Institute of Pharmacy, University of Greifswald, Friedrich-Ludwig-Jahn-Str. 17, 17489, Greifswald, Germany.
ChemMedChem. 2022 Aug 17;17(16):e202200262. doi: 10.1002/cmdc.202200262. Epub 2022 Jul 7.
The K 7 potassium channel openers flupirtine and retigabine have been valuable options in the therapy of pain and epilepsy. However, as a result of adverse reactions, both drugs are currently no longer in therapeutic use. The flupirtine-induced liver injury and the retigabine linked tissue discolouration do not appear related at first glance; nevertheless, both events can be attributed to the triaminoaryl scaffold, which is affected by oxidation leading to elusive reactive quinone diimine or azaquinone diimine metabolites. Since the mechanism of action, i. e. K 7 channel opening, seems not to be involved in toxicity, this study aimed to further develop safer replacements for flupirtine and retigabine. In a ligand-based design strategy, replacing amino substituents of the triaminoaryl core with alkyl substituents led to carba analogues with improved oxidation resistance and negligible risk of quinoid metabolite formation. In addition to these improved safety features, some of the novel analogues exhibited significantly improved K 7.2/3 channel opening activity, indicated by an up to 13-fold increase in potency and an efficacy of up to 176 % compared to flupirtine, thus being attractive candidates for further development.

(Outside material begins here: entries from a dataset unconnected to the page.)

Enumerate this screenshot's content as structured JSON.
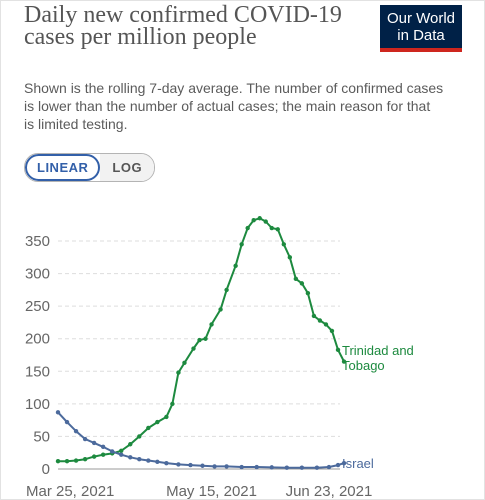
{
  "title": "Daily new confirmed COVID-19 cases per million people",
  "subtitle": "Shown is the rolling 7-day average. The number of confirmed cases is lower than the number of actual cases; the main reason for that is limited testing.",
  "logo": {
    "line1": "Our World",
    "line2": "in Data",
    "bg_color": "#002147",
    "accent_color": "#ce261e"
  },
  "scale_toggle": {
    "options": [
      "LINEAR",
      "LOG"
    ],
    "selected": "LINEAR"
  },
  "chart_data": {
    "type": "line",
    "title": "Daily new confirmed COVID-19 cases per million people",
    "x_ticks": [
      "Mar 25, 2021",
      "May 15, 2021",
      "Jun 23, 2021"
    ],
    "x_range": [
      "2021-03-25",
      "2021-06-26"
    ],
    "y_ticks": [
      0,
      50,
      100,
      150,
      200,
      250,
      300,
      350
    ],
    "ylim": [
      0,
      390
    ],
    "grid": "horizontal dashed",
    "series": [
      {
        "name": "Trinidad and Tobago",
        "color": "#1d8a3f",
        "label": [
          "Trinidad and",
          "Tobago"
        ],
        "points": [
          [
            "2021-03-25",
            12
          ],
          [
            "2021-03-28",
            12
          ],
          [
            "2021-03-31",
            13
          ],
          [
            "2021-04-03",
            15
          ],
          [
            "2021-04-06",
            19
          ],
          [
            "2021-04-09",
            22
          ],
          [
            "2021-04-12",
            24
          ],
          [
            "2021-04-15",
            28
          ],
          [
            "2021-04-18",
            38
          ],
          [
            "2021-04-21",
            50
          ],
          [
            "2021-04-24",
            63
          ],
          [
            "2021-04-27",
            72
          ],
          [
            "2021-04-30",
            80
          ],
          [
            "2021-05-02",
            100
          ],
          [
            "2021-05-04",
            148
          ],
          [
            "2021-05-06",
            163
          ],
          [
            "2021-05-09",
            185
          ],
          [
            "2021-05-11",
            198
          ],
          [
            "2021-05-13",
            200
          ],
          [
            "2021-05-15",
            222
          ],
          [
            "2021-05-18",
            245
          ],
          [
            "2021-05-20",
            275
          ],
          [
            "2021-05-23",
            312
          ],
          [
            "2021-05-25",
            345
          ],
          [
            "2021-05-27",
            370
          ],
          [
            "2021-05-29",
            382
          ],
          [
            "2021-05-31",
            385
          ],
          [
            "2021-06-02",
            380
          ],
          [
            "2021-06-04",
            370
          ],
          [
            "2021-06-06",
            368
          ],
          [
            "2021-06-08",
            345
          ],
          [
            "2021-06-10",
            325
          ],
          [
            "2021-06-12",
            292
          ],
          [
            "2021-06-14",
            285
          ],
          [
            "2021-06-16",
            270
          ],
          [
            "2021-06-18",
            235
          ],
          [
            "2021-06-20",
            228
          ],
          [
            "2021-06-22",
            222
          ],
          [
            "2021-06-24",
            212
          ],
          [
            "2021-06-26",
            183
          ],
          [
            "2021-06-28",
            165
          ]
        ]
      },
      {
        "name": "Israel",
        "color": "#4c6a9c",
        "label": [
          "Israel"
        ],
        "points": [
          [
            "2021-03-25",
            87
          ],
          [
            "2021-03-28",
            72
          ],
          [
            "2021-03-31",
            58
          ],
          [
            "2021-04-03",
            46
          ],
          [
            "2021-04-06",
            40
          ],
          [
            "2021-04-09",
            34
          ],
          [
            "2021-04-12",
            27
          ],
          [
            "2021-04-15",
            22
          ],
          [
            "2021-04-18",
            18
          ],
          [
            "2021-04-21",
            15
          ],
          [
            "2021-04-24",
            13
          ],
          [
            "2021-04-27",
            11
          ],
          [
            "2021-04-30",
            9
          ],
          [
            "2021-05-04",
            7
          ],
          [
            "2021-05-08",
            6
          ],
          [
            "2021-05-12",
            5
          ],
          [
            "2021-05-16",
            4
          ],
          [
            "2021-05-20",
            4
          ],
          [
            "2021-05-25",
            3
          ],
          [
            "2021-05-30",
            3
          ],
          [
            "2021-06-04",
            2.5
          ],
          [
            "2021-06-09",
            2
          ],
          [
            "2021-06-14",
            2
          ],
          [
            "2021-06-19",
            2
          ],
          [
            "2021-06-23",
            3
          ],
          [
            "2021-06-26",
            6
          ],
          [
            "2021-06-28",
            9
          ]
        ]
      }
    ]
  }
}
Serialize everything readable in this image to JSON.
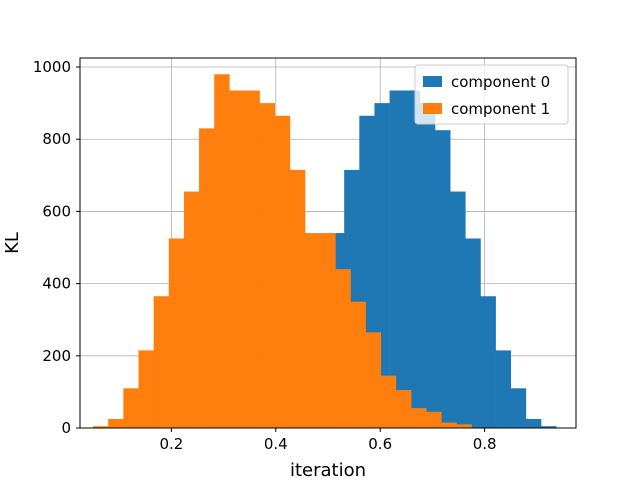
{
  "chart_data": {
    "type": "bar",
    "xlabel": "iteration",
    "ylabel": "KL",
    "xlim": [
      0.025,
      0.975
    ],
    "ylim": [
      0,
      1025
    ],
    "x_ticks": [
      "0.2",
      "0.4",
      "0.6",
      "0.8"
    ],
    "y_ticks": [
      "0",
      "200",
      "400",
      "600",
      "800",
      "1000"
    ],
    "grid": true,
    "legend_position": "top-right",
    "bin_width": 0.029,
    "series": [
      {
        "name": "component 0",
        "color": "#1f77b4",
        "bin_starts": [
          0.502,
          0.531,
          0.56,
          0.589,
          0.618,
          0.647,
          0.676,
          0.705,
          0.734,
          0.763,
          0.792,
          0.821,
          0.85,
          0.879,
          0.908
        ],
        "values": [
          540,
          715,
          865,
          900,
          935,
          935,
          900,
          825,
          655,
          525,
          365,
          215,
          110,
          25,
          5
        ]
      },
      {
        "name": "component 1",
        "color": "#ff7f0e",
        "bin_starts": [
          0.05,
          0.079,
          0.108,
          0.137,
          0.166,
          0.195,
          0.224,
          0.253,
          0.282,
          0.311,
          0.34,
          0.369,
          0.398,
          0.427,
          0.456,
          0.485,
          0.514,
          0.543,
          0.572,
          0.601,
          0.63,
          0.659,
          0.688,
          0.717,
          0.746
        ],
        "values": [
          5,
          25,
          110,
          215,
          365,
          525,
          655,
          830,
          980,
          935,
          935,
          900,
          865,
          715,
          540,
          540,
          440,
          350,
          265,
          145,
          105,
          55,
          45,
          15,
          10
        ]
      }
    ]
  }
}
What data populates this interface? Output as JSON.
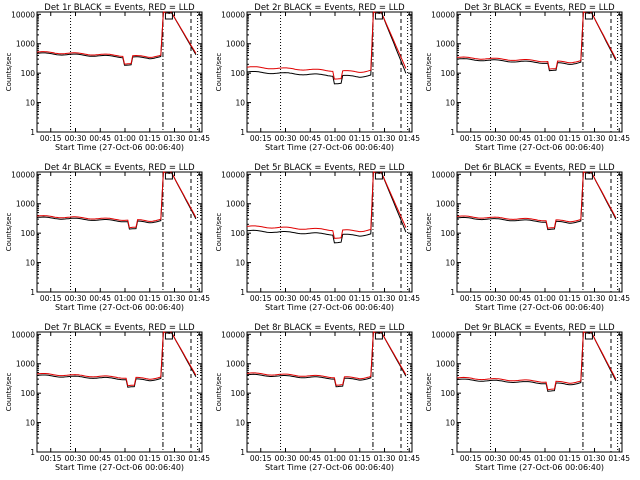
{
  "figure": {
    "ylabel": "Counts/sec",
    "xlabel": "Start Time (27-Oct-06 00:06:40)"
  },
  "chart_data": {
    "type": "line",
    "scale_y": "log",
    "ylim": [
      1,
      12000
    ],
    "xlim_minutes_after_start": [
      0,
      100
    ],
    "yticks": [
      "1",
      "10",
      "100",
      "1000",
      "10000"
    ],
    "xticks": [
      "00:15",
      "00:30",
      "00:45",
      "01:00",
      "01:15",
      "01:30",
      "01:45"
    ],
    "series_legend": "BLACK = Events, RED = LLD",
    "colors": {
      "events": "#000000",
      "lld": "#e00000"
    },
    "markers": {
      "dotted_at": "00:27",
      "dashdot_at": "01:23",
      "dashed_at": "01:40",
      "dotted_right_at": "01:44"
    },
    "panels": [
      {
        "title": "Det 1r BLACK = Events, RED = LLD",
        "events_base": 470,
        "lld_base": 520,
        "dip": "00:59"
      },
      {
        "title": "Det 2r BLACK = Events, RED = LLD",
        "events_base": 110,
        "lld_base": 160,
        "dip": "00:59"
      },
      {
        "title": "Det 3r BLACK = Events, RED = LLD",
        "events_base": 300,
        "lld_base": 340,
        "dip": "01:02"
      },
      {
        "title": "Det 4r BLACK = Events, RED = LLD",
        "events_base": 340,
        "lld_base": 380,
        "dip": "01:02"
      },
      {
        "title": "Det 5r BLACK = Events, RED = LLD",
        "events_base": 120,
        "lld_base": 170,
        "dip": "00:59"
      },
      {
        "title": "Det 6r BLACK = Events, RED = LLD",
        "events_base": 330,
        "lld_base": 370,
        "dip": "01:01"
      },
      {
        "title": "Det 7r BLACK = Events, RED = LLD",
        "events_base": 400,
        "lld_base": 450,
        "dip": "01:01"
      },
      {
        "title": "Det 8r BLACK = Events, RED = LLD",
        "events_base": 420,
        "lld_base": 470,
        "dip": "01:00"
      },
      {
        "title": "Det 9r BLACK = Events, RED = LLD",
        "events_base": 290,
        "lld_base": 330,
        "dip": "01:01"
      }
    ]
  }
}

K7 钾通道开放剂氟吡汀和瑞替加滨在疼痛和癫痫的治疗中是非常有价值的选择。然而,由于不良反应,这两种药物目前已不再用于治疗。氟吡汀引起的肝损伤和瑞替加滨相关的组织变色乍一看似乎没有关联;然而,这两种事件都可以归因于三氨基芳基支架,该支架受到氧化的影响,导致难以捉摸的反应性醌二亚胺或氮杂醌二亚胺代谢物。由于作用机制(即 K7 通道开放)似乎与毒性无关,因此本研究旨在进一步开发更安全的氟吡汀和瑞替加滨替代品。在基于配体的设计策略中,用烷基取代基取代三氨基芳基核中的氨基取代基,导致碳正离子类似物具有更好的抗氧化性,几乎没有形成醌型代谢物的风险。除了这些改进的安全性特征外,一些新型类似物表现出显著改善的 K7.2/3 通道开放活性,与氟吡汀相比,效力提高了 13 倍,效力高达 176%,因此是进一步开发的有吸引力的候选药物。